この医療というカテゴリーに対して例えばケアマネジャーはどのような感情を抱いているか。ケアマネジャーは介護保険のスペシャリストです。研修で医療の知識も学びますが、医療については苦手意識をもつ方も多く、それが適切かどうかはともかく介護の人間が医療側に対してあまり意見を言うべきではないという方もいるくらいです。

また介護保険にとって医療側の指示とりわけ医師からの指示はとても重要です。

そもそも介護保険の申請自体が医師の意見書なしでは不可能ですし、各種介護サービスを利用するにあたって、医師からの指示書や診断書が必要になることも多いのです。

それでは訪問看護師はどうでしょうか。病院での指示系統を想像してもらえば容易に了解できると思いますが、看護師は医師の指示によって動きます。訪問看護においてもそれは変わりません。医師から訪問看護指示書が作成されない限り、訪問看護師が介入することはできません。ちなみに訪問看護は患者様のご病気や状態によって介護保険による介入か医療保険による介入かに分かれます。介護と医療で大体7:3と言われています。

このようにして医療と介護においては知らぬ間にヒエラルキーが形成されやすい構造になっております。また、高度な医療知識が基礎とされるべきという観点からはそれが必要ですらあります。

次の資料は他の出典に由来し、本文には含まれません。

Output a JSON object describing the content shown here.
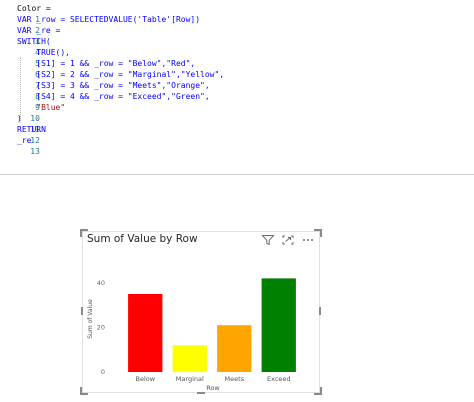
{
  "editor": {
    "lines": [
      {
        "num": "1",
        "text": "Color ="
      },
      {
        "num": "2",
        "text": "VAR _row = SELECTEDVALUE('Table'[Row])"
      },
      {
        "num": "3",
        "text": "VAR _re ="
      },
      {
        "num": "4",
        "text": "SWITCH("
      },
      {
        "num": "5",
        "text": "    TRUE(),"
      },
      {
        "num": "6",
        "text": "    [S1] = 1 && _row = \"Below\",\"Red\","
      },
      {
        "num": "7",
        "text": "    [S2] = 2 && _row = \"Marginal\",\"Yellow\","
      },
      {
        "num": "8",
        "text": "    [S3] = 3 && _row = \"Meets\",\"Orange\","
      },
      {
        "num": "9",
        "text": "    [S4] = 4 && _row = \"Exceed\",\"Green\","
      },
      {
        "num": "10",
        "text": "    \"Blue\""
      },
      {
        "num": "11",
        "text": ")"
      },
      {
        "num": "12",
        "text": "RETURN"
      },
      {
        "num": "13",
        "text": "_re"
      }
    ]
  },
  "visual": {
    "title": "Sum of Value by Row",
    "icons": [
      "filter-icon",
      "focus-mode-icon",
      "more-options-icon"
    ]
  },
  "chart_data": {
    "type": "bar",
    "title": "Sum of Value by Row",
    "xlabel": "Row",
    "ylabel": "Sum of Value",
    "categories": [
      "Below",
      "Marginal",
      "Meets",
      "Exceed"
    ],
    "values": [
      35,
      12,
      21,
      42
    ],
    "colors": [
      "#ff0000",
      "#ffff00",
      "#ffa500",
      "#008000"
    ],
    "yticks": [
      0,
      20,
      40
    ],
    "ylim": [
      0,
      48
    ],
    "grid": false,
    "legend": "none"
  }
}
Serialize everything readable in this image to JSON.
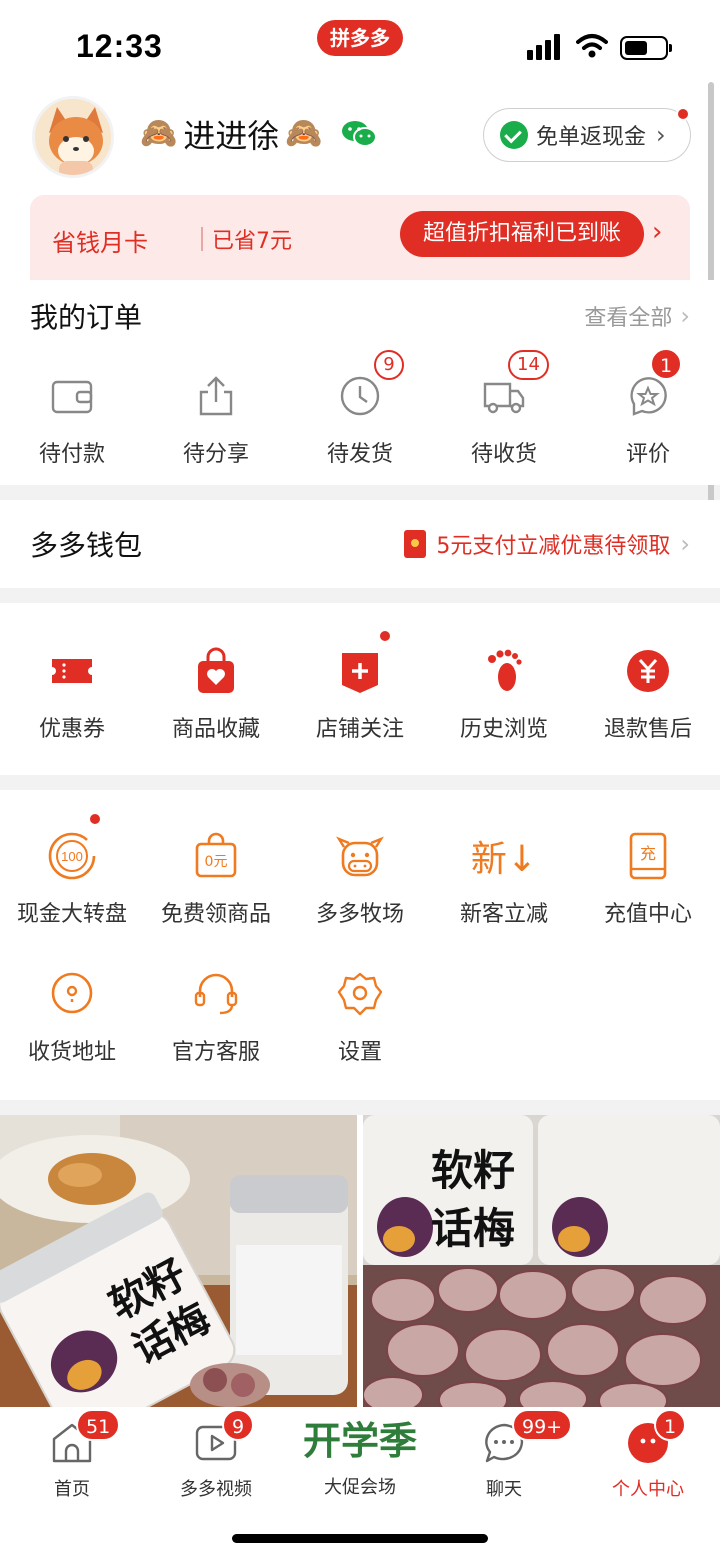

ただし、そのようなヒエラルキーが必要であったとしても、それに胡座を書いてただ医師の医学的な考え通りにご利用者様やご家族に指導し、ケアマネジャーや訪問看護師に指示をするだけでは、信頼関係を築くことはできません。とりわけ、訪問診療では医学的な治療=キュアだけでなく、介護も含めた生活全般に焦点を当てる=ケアに重点をおく必要があるので尚更です。そこではご利用者様やご家族様の想いにしっかり耳を傾け、多職種と対等な関係性を築いて意見を出し合わなければいけません。

ここまで、ヒエラルキーが形成されやすい、医師に対して及び腰になりやすい、キュアではなくケアにも比重を置かなければならないという訪問診療の特性を見てきました。重要なのは、このような特性を理解し自覚ししっかりと受け止めることです。

そしてこのような特性を逆に有効に活用できるような適切なシステムづくりをすることです。前の記事で説明した通り、そのシステムづくりのキーパーソンが相談員なのです。

冒頭で紹介した言葉は、この特性に無自覚のまま高みに立って降りてこない、あるいは、高みに立っている自覚すらないままアクセスのしにくさが改善されない訪問診療のクリニックは、いつの間にか利用されなくなっていくということを意味しています。それがクリニックにとってマイナスな意見でも表明してもらえるだけありがたいことなのです。